Robergs et al. described Inbar’s formula to be the most precise. However, this conclusion was based entirely on the error described by the authors from their study on 1,424 healthy subjects (Inbar et al., 1994). In our study group, Inbar’s formula tended to overestimate HRmax in most subgroups and was overall less precise than Tanaka’s formula (Inbar et al., 1994; Tanaka et al., 2001).

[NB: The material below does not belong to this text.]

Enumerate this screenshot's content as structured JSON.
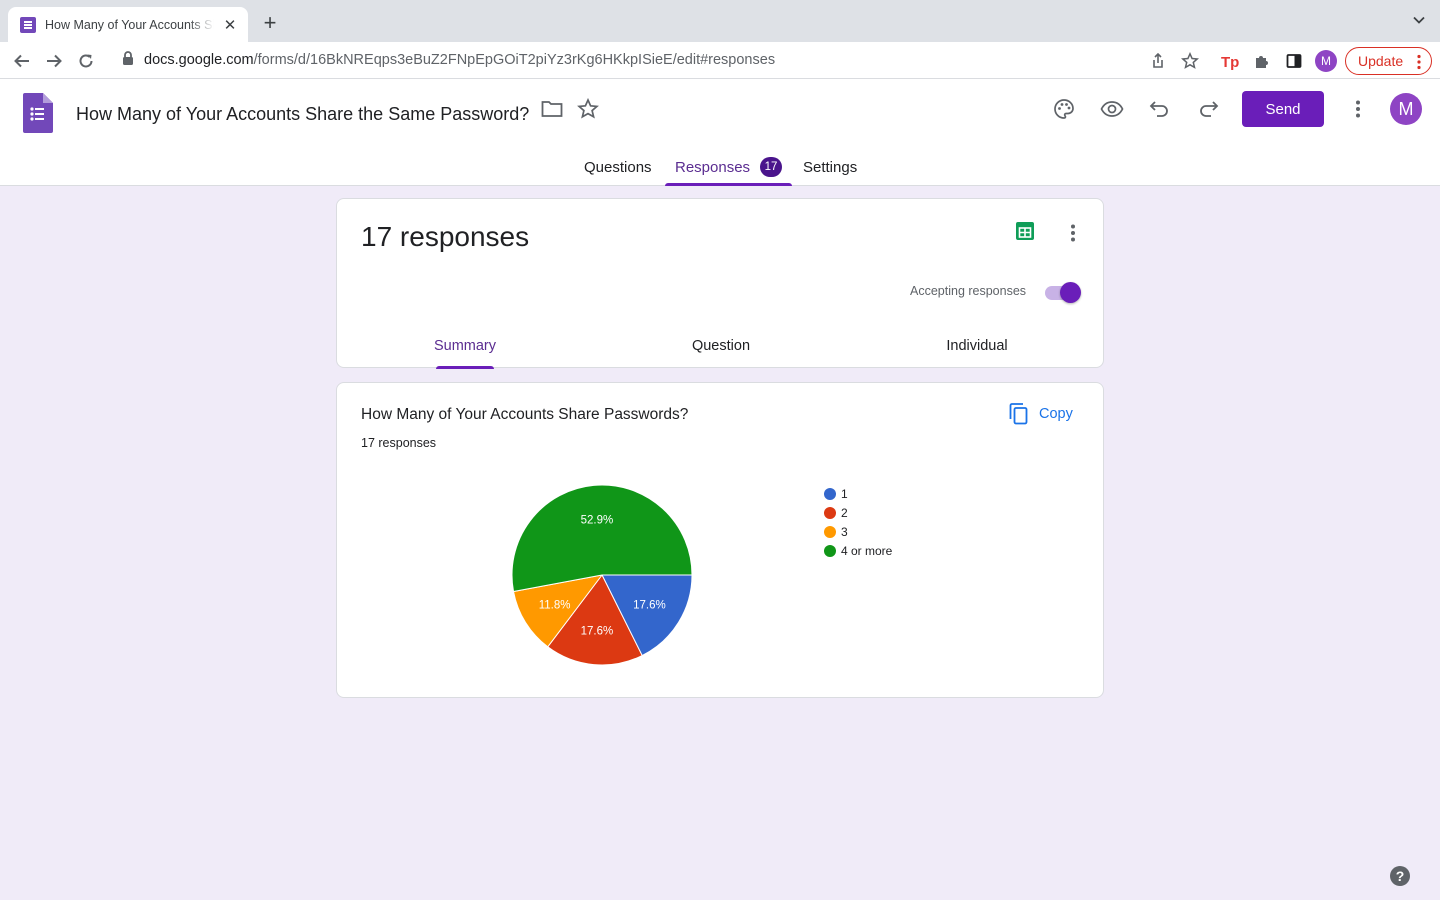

Tanaka’s formula also appears to slightly overestimate HRmax in males, while slightly underestimating in females, but the differences are approximately 1 bpm, therefore using targeted male or female equations is likely to be unnecessary (Tanaka et al., 2001). Tanaka, Haskell and Nes underestimate the HRmax in individuals with low BMI (<20). It has previously been shown that the Tanaka formula is accurate in overweight individuals (BMI > 25), but little data exists on HRmax in individuals with lower BMI (Franckowiak et al., 2011).

Study Limitations

The study was carried out in a single center. Activity level questionnaires were not available, but the activity profile of the group was analyzed based on VO2max comparison with reference ranges relative to age. Two different modes of testing were used. The initial loads were selected subjectively. Bioimpedance was used for body composition measurements, which may be influenced by the hydration status. Due to the demographics in Poland, the study does not present racial differences. The group included mostly endurance athletes with little representation of other sports. However, a more homogenous group allows for drawing more valid conclusions for this group.

Conclusion

The present study demonstrates that factors other than age, including body composition, gender, fitness level, VO2max, BMI, or testing modality, add little to the accuracy of HRmax estimation. We demonstrated that multiple regression is only slightly superior to linear regression, which does probably not justify the use of multiple regression in practice.

Clinical Implications

The 202.5–0.53age formula developed in the present study was the best in the studied population, yielding lowest mean errors in most groups, suggesting it could be used in more active individuals.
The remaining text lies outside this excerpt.